Les troubles révolutionnaires contraignirent le patriarche Tikhon à nommer des évêques de l’ancien rite dans les diocèses ordinaires de l’Église russe, et il fut par la suite convaincu de leur zèle, de leur courage, de leur pratique pastorale et de leur disposition à donner leur vie pour le Christ. En 1927 a eu lieu le congrès des membres de l’edinovérié, au cours duquel, entre autres questions, a été discutée la nécessité de constituer de nouveaux diocèses pour les tenants de l’ancien rite. En outre, le congrès s’est prononcé négativement au sujet du schisme de « l’Église vivante ». Et bientôt, en 1929, le Saint-Synode leva les malédictions sur les anciens rites. Malheureusement, les circonstances dans le pays ont amené à ce que les paroisses de rite ancien fusionnent avec les autres orthodoxes.

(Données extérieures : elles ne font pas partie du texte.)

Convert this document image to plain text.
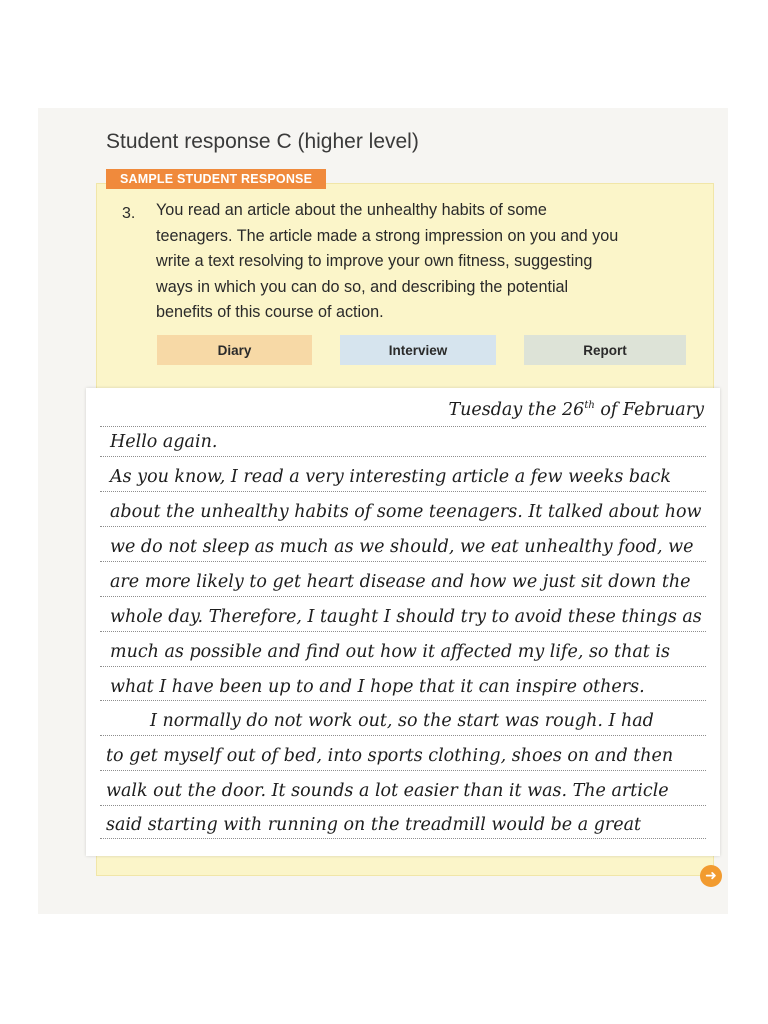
Student response C (higher level)
SAMPLE STUDENT RESPONSE
3. You read an article about the unhealthy habits of some
teenagers. The article made a strong impression on you and you
write a text resolving to improve your own fitness, suggesting
ways in which you can do so, and describing the potential
benefits of this course of action.
Diary	Interview	Report
Tuesday the 26th of February
Hello again.
As you know, I read a very interesting article a few weeks back
about the unhealthy habits of some teenagers. It talked about how
we do not sleep as much as we should, we eat unhealthy food, we
are more likely to get heart disease and how we just sit down the
whole day. Therefore, I taught I should try to avoid these things as
much as possible and find out how it affected my life, so that is
what I have been up to and I hope that it can inspire others.
I normally do not work out, so the start was rough. I had
to get myself out of bed, into sports clothing, shoes on and then
walk out the door. It sounds a lot easier than it was. The article
said starting with running on the treadmill would be a great
➜
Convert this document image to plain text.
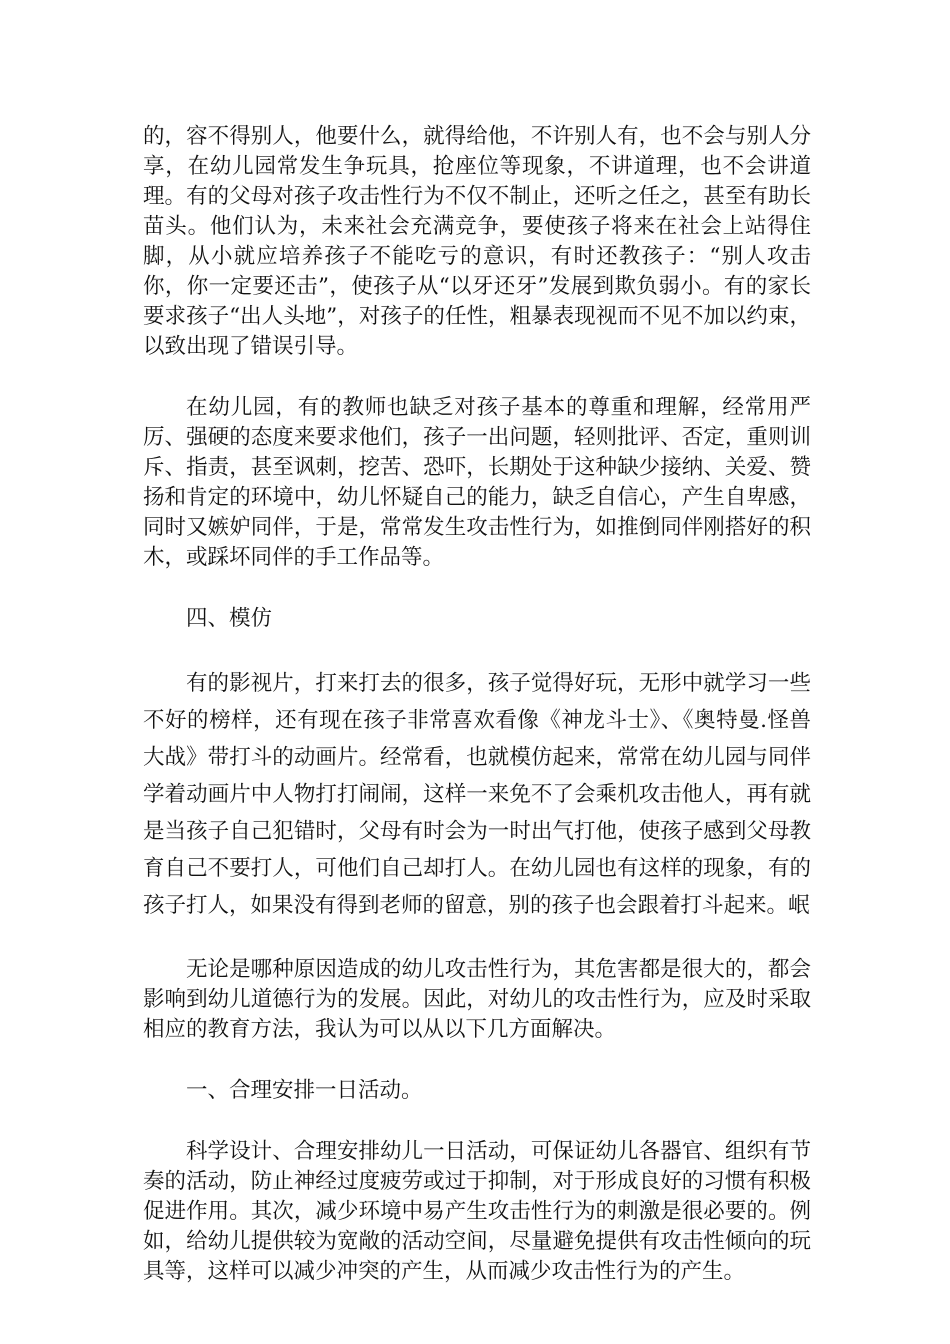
的，容不得别人，他要什么，就得给他，不许别人有，也不会与别人分享，在幼儿园常发生争玩具，抢座位等现象，不讲道理，也不会讲道理。有的父母对孩子攻击性行为不仅不制止，还听之任之，甚至有助长苗头。他们认为，未来社会充满竞争，要使孩子将来在社会上站得住脚，从小就应培养孩子不能吃亏的意识，有时还教孩子：“别人攻击你，你一定要还击”，使孩子从“以牙还牙”发展到欺负弱小。有的家长要求孩子“出人头地”，对孩子的任性，粗暴表现视而不见不加以约束，以致出现了错误引导。

在幼儿园，有的教师也缺乏对孩子基本的尊重和理解，经常用严厉、强硬的态度来要求他们，孩子一出问题，轻则批评、否定，重则训斥、指责，甚至讽刺，挖苦、恐吓，长期处于这种缺少接纳、关爱、赞扬和肯定的环境中，幼儿怀疑自己的能力，缺乏自信心，产生自卑感，同时又嫉妒同伴，于是，常常发生攻击性行为，如推倒同伴刚搭好的积木，或踩坏同伴的手工作品等。

四、模仿

有的影视片，打来打去的很多，孩子觉得好玩，无形中就学习一些不好的榜样，还有现在孩子非常喜欢看像《神龙斗士》、《奥特曼.怪兽大战》带打斗的动画片。经常看，也就模仿起来，常常在幼儿园与同伴学着动画片中人物打打闹闹，这样一来免不了会乘机攻击他人，再有就是当孩子自己犯错时，父母有时会为一时出气打他，使孩子感到父母教育自己不要打人，可他们自己却打人。在幼儿园也有这样的现象，有的孩子打人，如果没有得到老师的留意，别的孩子也会跟着打斗起来。岷

无论是哪种原因造成的幼儿攻击性行为，其危害都是很大的，都会影响到幼儿道德行为的发展。因此，对幼儿的攻击性行为，应及时采取相应的教育方法，我认为可以从以下几方面解决。

一、合理安排一日活动。

科学设计、合理安排幼儿一日活动，可保证幼儿各器官、组织有节奏的活动，防止神经过度疲劳或过于抑制，对于形成良好的习惯有积极促进作用。其次，减少环境中易产生攻击性行为的刺激是很必要的。例如，给幼儿提供较为宽敞的活动空间，尽量避免提供有攻击性倾向的玩具等，这样可以减少冲突的产生，从而减少攻击性行为的产生。
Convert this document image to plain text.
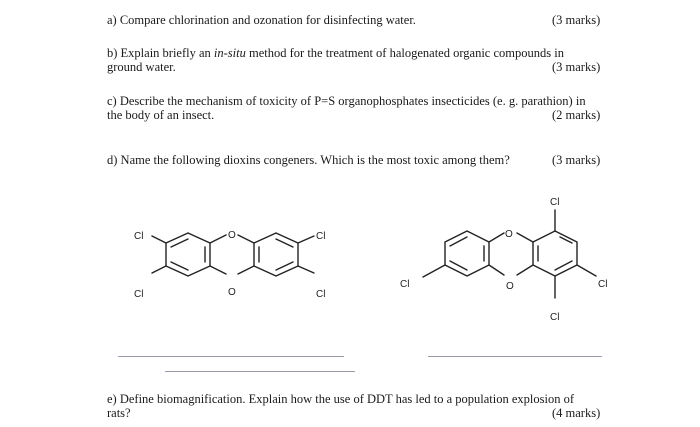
a) Compare chlorination and ozonation for disinfecting water.	(3 marks)
b) Explain briefly an in-situ method for the treatment of halogenated organic compounds in
ground water.	(3 marks)
c) Describe the mechanism of toxicity of P=S organophosphates insecticides (e. g. parathion) in
the body of an insect.	(2 marks)
d) Name the following dioxins congeners. Which is the most toxic among them?	(3 marks)
Cl
Cl
Cl
Cl
O
O
Cl
Cl	Cl
Cl
O
O
e) Define biomagnification. Explain how the use of DDT has led to a population explosion of
rats?	(4 marks)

Extrêmement peu de choses nous sont connues sur la vie des communautés de rite ancien pendant la période soviétique. Au début des années 1990 et jusqu’à nos jours, à partir des trois paroisses qui avaient survécu sur l’espace post-soviétique, leur nombre a atteint maintenant une quarantaine. Les paroisses se développent principalement au détriment d’une migration des paroissiens conservateurs de l’Église orthodoxe russe, attirés par l’histoire et la culture russes. Il y a également des passages à l’edinovérié de familles de vieux-croyants, voire même de communautés entières. Chaque année, lors des « Conférences internationales de Noël » à Moscou, une section est consacrée au rite ancien dans l’Église orthodoxe russe, au sein de laquelle, en règle générale, se réunissent des représentants de la majorité des communautés de l’espace post-soviétique (et parfois de l’étranger lointain, par exemple des États-Unis). Les prêtres et les fidèles orthodoxes qui suivent les offices selon le nouveau rite ne restent pas indifférents à de tels événements. En outre, des représentants des vieux-croyants sont souvent les hôtes, voire les conférenciers lors de ces manifestations. La section des « Conférences de Noël » consacrée au vieux-ritualisme, tenue en janvier 2017, a rassemblé un assez grand nombre de représentants des paroisses suivant l’ancien rite au sein du Patriarcat de Moscou, dont de nouvelles paroisses, ce qui témoigne de l’intérêt croissant pour les « préceptes des saints temps anciens ». La question a été soulevée de la nomination d’un évêque pour l’edinovérié, ce qui n’existe pas actuellement…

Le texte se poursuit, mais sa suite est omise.